Tools come in handy. They enable us to work exactly and efficiently. My knife is a tangible extension of my will; my altar is a touchstone and focal point that allows me to not have to put stuff on the floor; my cup keeps me from having to chug my consecrated sparkling grape juice straight from the bottle. And sure, there are a whole honking bunch of ways to practice Witchcraft without using them (because, as the late Peter Paddon once pointed out, if you can’t do magic naked in a bunker with a plunger, then you can’t do magic at all). But turning one’s nose up at a given tool without making the effort to obtain or understand it is just lazy. And real Witches are, as a whole, decidedly not that.

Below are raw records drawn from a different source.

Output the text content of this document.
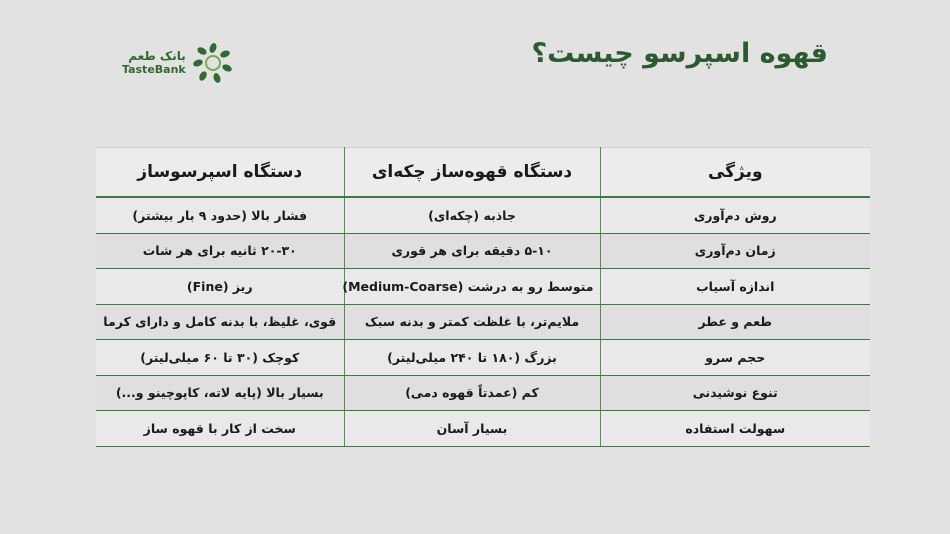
قهوه اسپرسو چیست؟
بانک طعم
TasteBank
ویژگی	دستگاه قهوه‌ساز چکه‌ای	دستگاه اسپرسوساز
روش دم‌آوری	جاذبه (چکه‌ای)	فشار بالا (حدود ۹ بار بیشتر)
زمان دم‌آوری	۵-۱۰ دقیقه برای هر قوری	۲۰-۳۰ ثانیه برای هر شات
اندازه آسیاب	متوسط رو به درشت (Medium-Coarse)	ریز (Fine)
طعم و عطر	ملایم‌تر، با غلظت کمتر و بدنه سبک	قوی، غلیظ، با بدنه کامل و دارای کرما
حجم سرو	بزرگ (۱۸۰ تا ۲۴۰ میلی‌لیتر)	کوچک (۳۰ تا ۶۰ میلی‌لیتر)
تنوع نوشیدنی	کم (عمدتاً قهوه دمی)	بسیار بالا (پایه لاته، کاپوچینو و...)
سهولت استفاده	بسیار آسان	سخت از کار با قهوه ساز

It’s tempting to toss out the aspects of Wicca that strike us as unnecessary, or boring, or just plain icky. However, the more we get rid of, the less we have to work with, both phyiscally and spirtually. And we should be working at this, you guys. We work a rite, cast a circle, tread the mill, turn the wheel; we bind, we cut, we open and close. Witchcraft, at its core, is an active, energetic practice.
So practice it. Break a sweat. Pick up a tool and get busy.